Sycamores, purple leaf plum, liquidambars and olive trees already have fallen off the list of trees recommended by City Plants, a city of Los Angeles agency that provides free trees to residents and plants street trees. Instead, it has increased plantings of black acacia, African sumac and Brisbane box trees, among other hardy species.
Turney, the plant pathologist, has made a habit of taking deliberately circuitous routes to work in the interest of making informal spot checks of the damage.
Some of the hardest hit areas include the city of Pasadena, home of the Rose Parade and winner of this year's "Tree City USA" honor by the National Arbor Day Foundation; Alhambra; Arcadia; Claremont; and South Pasadena, Turney said.
"I understand the concern in peoples' voices when they ask: 'How can I save my trees? What can I replace them with?'" Turney said.
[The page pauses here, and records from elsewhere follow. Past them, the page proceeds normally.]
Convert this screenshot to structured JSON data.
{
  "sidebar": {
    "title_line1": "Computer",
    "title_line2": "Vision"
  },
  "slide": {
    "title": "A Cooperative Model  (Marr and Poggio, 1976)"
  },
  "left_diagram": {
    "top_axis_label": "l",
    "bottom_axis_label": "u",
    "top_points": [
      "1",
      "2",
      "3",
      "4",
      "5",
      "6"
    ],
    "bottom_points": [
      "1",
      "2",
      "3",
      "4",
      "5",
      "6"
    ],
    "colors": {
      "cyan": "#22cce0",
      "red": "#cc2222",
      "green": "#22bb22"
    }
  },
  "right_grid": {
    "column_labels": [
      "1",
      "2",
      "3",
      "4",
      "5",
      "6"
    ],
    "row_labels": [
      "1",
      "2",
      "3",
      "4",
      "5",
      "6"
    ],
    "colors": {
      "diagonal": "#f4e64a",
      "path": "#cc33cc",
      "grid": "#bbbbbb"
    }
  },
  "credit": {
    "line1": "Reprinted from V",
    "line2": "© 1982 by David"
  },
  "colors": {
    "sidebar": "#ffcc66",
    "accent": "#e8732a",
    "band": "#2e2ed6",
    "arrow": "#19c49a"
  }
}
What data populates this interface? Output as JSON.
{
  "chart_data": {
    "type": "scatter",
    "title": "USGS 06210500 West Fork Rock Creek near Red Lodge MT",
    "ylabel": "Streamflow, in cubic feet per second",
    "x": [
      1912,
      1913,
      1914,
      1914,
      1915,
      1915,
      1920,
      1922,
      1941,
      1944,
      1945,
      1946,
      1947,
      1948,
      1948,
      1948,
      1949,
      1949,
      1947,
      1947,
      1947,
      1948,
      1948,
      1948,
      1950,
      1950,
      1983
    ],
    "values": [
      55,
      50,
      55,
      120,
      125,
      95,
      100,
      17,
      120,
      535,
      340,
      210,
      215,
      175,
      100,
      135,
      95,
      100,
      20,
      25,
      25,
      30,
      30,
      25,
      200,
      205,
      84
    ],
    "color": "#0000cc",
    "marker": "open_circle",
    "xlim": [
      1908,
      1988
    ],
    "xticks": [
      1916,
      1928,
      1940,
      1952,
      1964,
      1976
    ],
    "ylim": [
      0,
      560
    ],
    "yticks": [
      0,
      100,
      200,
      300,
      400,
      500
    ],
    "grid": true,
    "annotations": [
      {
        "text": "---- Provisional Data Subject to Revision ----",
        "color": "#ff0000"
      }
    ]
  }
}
Less than a mile from his home, Turney brought his car to an abrupt stop along a broad street median in Alhambra dominated by rows of ficus microcarpa more than 50 feet tall. "Let's go for a walk," he said.
Moments later, he was striding beneath the boughs of the trees that had lost most of their leaves from a fungal disease that had coated their branches with a sooty residue.
"Just a few years ago, this was one of the prettiest streets in California," he said. "Now, it's going to cost Alhambra a chunk of money to rip out all these trees. And once they're gone, nearby residents can expect to see their monthly electricity bills rise by 20 percent because it will be harder to keep their houses cool in summer without the shade."
In Alhambra's nearby historic and tidy Emery Park Hills neighborhood, Maria Luz, 66, like many of her neighbors, opted to save some money by paying a commercial arborist to trim, rather than remove, three 20-foot-tall liquidambars stricken with what she described as "a plague."
"The arborist said if we only trim, we could keep them around awhile longer," Luz said in Spanish. "Otherwise, it would have cost us $300 to remove each tree, plus more money to grind up the stumps."
A few miles away, in Pasadena, self-employed recycler Ernesto Cousin, 57, was methodically emptying the water remaining in plastic bottles he'd plucked out of local trash bins onto the base of a ficus tree.
"Looks like it could use some help," he said.
"I remember when all these trees were so thick and full of life you couldn't see the sky above them," he said. "Now, they don't look so good, and most people around here blame it on the drought. But it's not that. Something else is wrong.
"I'm going to help them in any way I can," he said, "until there's not one leaf left on their branches."